Two days later I came back for a second look. I’d seen my third Swallow of the year as I walked the canal towpath, but all of a sudden the pool when I arrived there was a flurry of Sand Martins, small brown members of the same family, nesting usually in sand banks along the river. They are among the earliest summer migrants to arrive.

I noticed a Herring Gull on the island constantly flying almost vertically upwards and then down again. Through my glasses I could see what it was doing. Having acquired some sort of clam, probably a freshwater mussel, it was repeatedly flying up with it and dropping it, hoping to crack the shell.  It took seven or eight tries, but at last, success.

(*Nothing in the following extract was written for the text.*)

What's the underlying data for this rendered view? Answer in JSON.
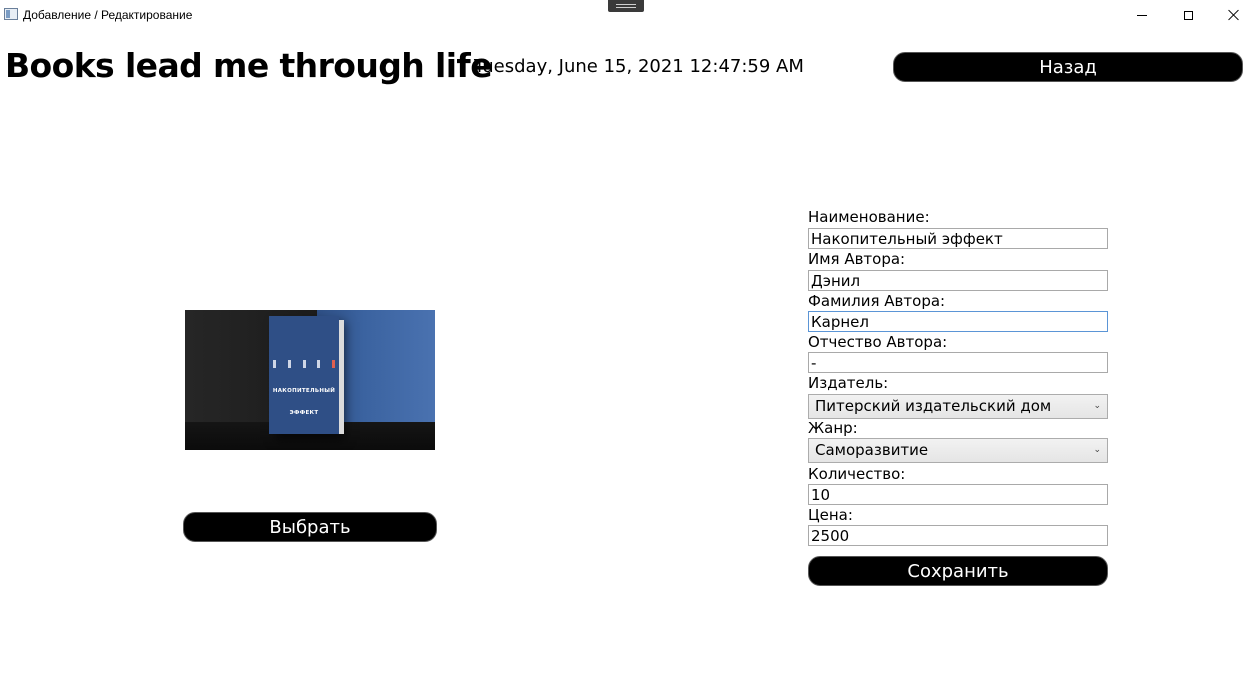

Birds on the lake included Greylag and Canada Geese, Coots and Moorhens, quite a gang of Cormorants, Tufted Ducks, plenty of Mallard and a pair of Teal. The Wigeon were not to be seen, buta Great Crested Grebe appeared from behind the island, a lovely bird once hunted and killed for its feathers, used to decorate ladies’ hats and dresses.  No Merlin this time, but I could identify Robins, Wrens, Blue and Great Tits, Blackbird, Chiffchaff and Blackcap.  Two white farmyard geese on the island shepherded a party of seven fluffy goslings towards the water, then back towards the shelter of the trees, seeing off a couple of Canada Geese that got too close. They’ll have kept an eye on that Herring Gull, too.

Two Buzzards happened over, and one had the idea of settling on a tree on the far side of the pool, only to be unceremoniously driven off by the resident pair of Carrion Crows.  Crows themselves can of course also be on the receiving end of attacks like that - last year I watched a pair of Jackdaws dive-bombing a Carrion Crow that had entered what they regarded as their airspace. The Buzzard drifted away, pretending not to be bothered.

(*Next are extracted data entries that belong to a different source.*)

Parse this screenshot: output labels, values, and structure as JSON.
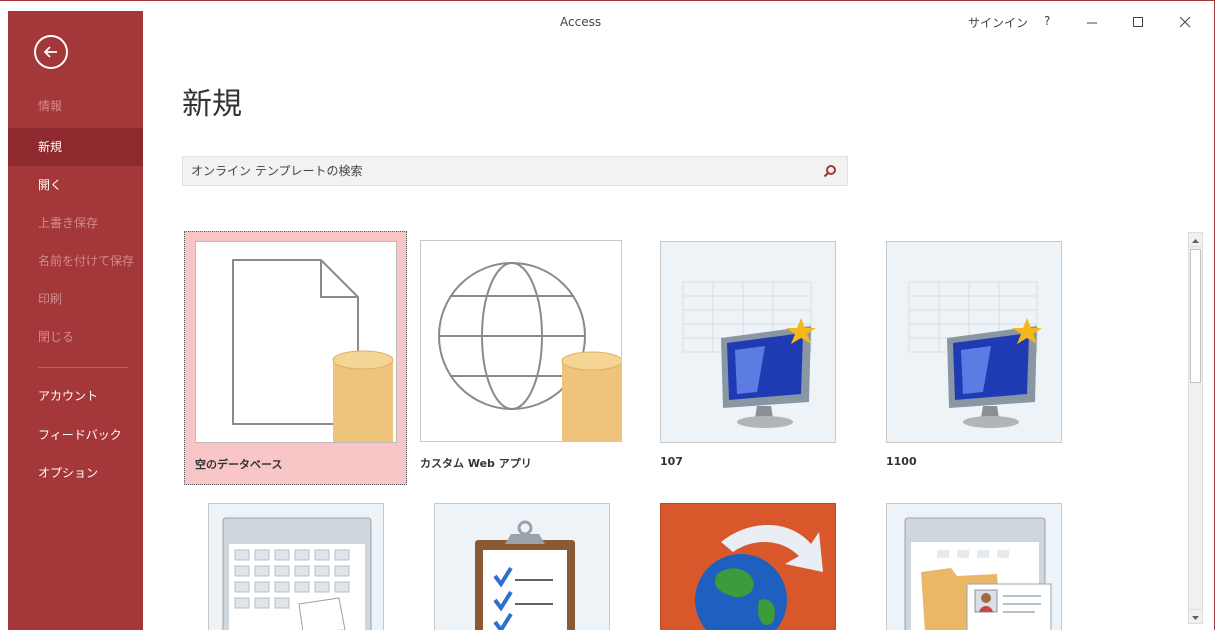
{
  "app_title": "Access",
  "titlebar": {
    "signin": "サインイン",
    "help": "?"
  },
  "page_title": "新規",
  "search": {
    "placeholder": "オンライン テンプレートの検索"
  },
  "backstage": {
    "accent_color": "#a4373a",
    "items": [
      {
        "label": "情報",
        "state": "disabled"
      },
      {
        "label": "新規",
        "state": "selected"
      },
      {
        "label": "開く",
        "state": "enabled"
      },
      {
        "label": "上書き保存",
        "state": "disabled"
      },
      {
        "label": "名前を付けて保存",
        "state": "disabled"
      },
      {
        "label": "印刷",
        "state": "disabled"
      },
      {
        "label": "閉じる",
        "state": "disabled"
      },
      {
        "label": "アカウント",
        "state": "enabled"
      },
      {
        "label": "フィードバック",
        "state": "enabled"
      },
      {
        "label": "オプション",
        "state": "enabled"
      }
    ]
  },
  "templates": [
    {
      "label": "空のデータベース",
      "icon": "blank-database-icon",
      "selected": true
    },
    {
      "label": "カスタム Web アプリ",
      "icon": "web-app-icon"
    },
    {
      "label": "107",
      "icon": "new-database-monitor-icon"
    },
    {
      "label": "1100",
      "icon": "new-database-monitor-icon"
    },
    {
      "label": "",
      "icon": "calendar-template-icon"
    },
    {
      "label": "",
      "icon": "task-clipboard-icon"
    },
    {
      "label": "",
      "icon": "globe-sync-icon"
    },
    {
      "label": "",
      "icon": "contacts-folder-icon"
    }
  ]
}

A pair of Oystercatchers, distinctive black and white waders with a bright red beak, had settled on the island, and maybe are nesting there, or planning to.  There are not many oysters to catch in these parts, but this is a bird that is increasingly found inland.  Last year I watched a couple (maybe the same birds) prospecting the area around the pens at the Smithfield, so they’re clearly fairly flexible as regards sources of food.  Meanwhile, another wader appeared, on the small island in front of the hide - a Common Sandpiper, busily probing the muddy shore, all the while bobbing its rear end up and down.  This is a much smaller bird than the Oystercatcher, clothed in soft grey and white. Suddenly it took off, flying close to the water right across the pool with some sharp zig-zag swerves before landing on the larger island.

And then I heard it - a jumble of chatter and churring from somewhere in the reeds just in front of me. Can you really call this birdsong - at times almost musical, but at others quite definitely not? I couldn’t see anything, but it had to be my first Reed Warbler of the year, freshly arrived from its winter quarters in Africa. More will join it in the coming weeks.  At last I noticed a reed stem swaying, and was able - briefly - to see the bird itself as it climbed higher. A true herald of summer.